Quando Dearka lesse il nome del mittente dell’email appena ricevuta si bloccò come se avesse avuto una sincope. Chiuse l’applicazione, temendo di aver avuto un’allucinazione dovuta al troppo lavoro. La riaprì e di nuovo rimase allibito. E terrorizzato.
   Si alzò in piedi, lasciando il palmare sulla scrivania e uscì dall’ufficio per prendere una boccata d’aria. Già che c’era, fece lo splendido con una delle colleghe più giovani, che gli fece dono di un grazioso sorriso. Prese un caffè, sebbene avrebbe preferito di gran lunga un cicchetto per farsi coraggio, e infine, riempiendosi i polmoni d’aria, tornò indietro e sedette di nuovo al suo posto.
   Ricontrollò il palmare.
   Cazzo. Affondò il volto fra le mani. Possibile che a distanza di tutto quel tempo gli facesse ancora quell’effetto? Si sentiva patetico. E codardo.
   Decise di comportarsi da uomo. Aprì la mail e lesse:
   Ti contatto per lavoro, non farti strane idee.
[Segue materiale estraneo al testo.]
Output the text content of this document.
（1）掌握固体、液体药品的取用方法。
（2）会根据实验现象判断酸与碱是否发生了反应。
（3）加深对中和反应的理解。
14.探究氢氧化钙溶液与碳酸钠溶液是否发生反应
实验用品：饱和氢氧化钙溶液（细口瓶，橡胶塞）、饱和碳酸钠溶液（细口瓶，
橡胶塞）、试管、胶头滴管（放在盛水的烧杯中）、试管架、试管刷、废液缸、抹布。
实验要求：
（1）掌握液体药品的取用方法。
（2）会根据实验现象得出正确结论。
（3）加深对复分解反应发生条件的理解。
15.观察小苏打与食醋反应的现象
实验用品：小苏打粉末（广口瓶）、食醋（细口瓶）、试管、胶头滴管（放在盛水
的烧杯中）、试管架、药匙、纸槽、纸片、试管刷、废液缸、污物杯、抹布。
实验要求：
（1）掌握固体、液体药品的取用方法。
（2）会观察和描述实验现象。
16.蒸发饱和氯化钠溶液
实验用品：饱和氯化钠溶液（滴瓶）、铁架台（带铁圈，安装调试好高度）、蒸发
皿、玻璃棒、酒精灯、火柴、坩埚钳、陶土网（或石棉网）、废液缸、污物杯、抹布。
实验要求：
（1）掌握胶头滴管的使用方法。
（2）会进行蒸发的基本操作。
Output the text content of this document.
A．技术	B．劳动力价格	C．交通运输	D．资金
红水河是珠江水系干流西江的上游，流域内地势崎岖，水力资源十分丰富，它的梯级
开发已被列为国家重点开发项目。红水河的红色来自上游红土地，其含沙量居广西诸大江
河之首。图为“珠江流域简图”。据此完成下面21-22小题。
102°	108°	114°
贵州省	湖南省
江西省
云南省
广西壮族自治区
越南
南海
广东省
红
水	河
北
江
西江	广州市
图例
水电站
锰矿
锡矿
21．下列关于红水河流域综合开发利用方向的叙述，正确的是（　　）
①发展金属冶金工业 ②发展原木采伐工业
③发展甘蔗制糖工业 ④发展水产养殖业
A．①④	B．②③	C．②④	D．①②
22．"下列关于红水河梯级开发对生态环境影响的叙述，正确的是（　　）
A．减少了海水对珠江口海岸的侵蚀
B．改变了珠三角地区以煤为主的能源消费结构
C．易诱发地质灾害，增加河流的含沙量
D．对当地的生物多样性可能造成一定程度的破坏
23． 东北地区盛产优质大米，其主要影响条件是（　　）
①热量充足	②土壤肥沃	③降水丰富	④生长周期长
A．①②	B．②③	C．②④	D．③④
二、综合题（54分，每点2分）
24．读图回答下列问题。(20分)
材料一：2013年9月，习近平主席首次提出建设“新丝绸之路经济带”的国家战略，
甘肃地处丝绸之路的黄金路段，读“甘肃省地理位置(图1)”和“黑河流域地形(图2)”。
   Oh, bene. Erano anni che non aveva notizie dirette da lei e la prima cosa che gli comunicava, giustamente, era di non farsi illusioni perché era costretta a parlargli dalle circostanze.
   Sospirando, e provando un senso di sollievo e delusione al contempo, Dearka procedette nella lettura di quella dannata mail. Miriallia lo aggiornava su quanto successo a Orb e gli chiedeva se potesse essere d’aiuto, indagando su possibili gruppi terroristici, nostalgici di Patrick Zala, presenti sui PLANT e magari in trasferta sulla Terra per un compito più che ovvio.
   Probabilmente la questione è strettamente legata ai Blue Cosmos, ma è comunque preferibile accertarsi della cosa, escludendo altre piste. Athrun non deve saperne niente, ha già troppe cose di cui preoccuparsi. Inoltre, sarebbe meglio che questa piccola indagine rimanesse entro una ristretta cerchia di persone, affinché non si creino allarmismi inutili. Posso affidarmi a te?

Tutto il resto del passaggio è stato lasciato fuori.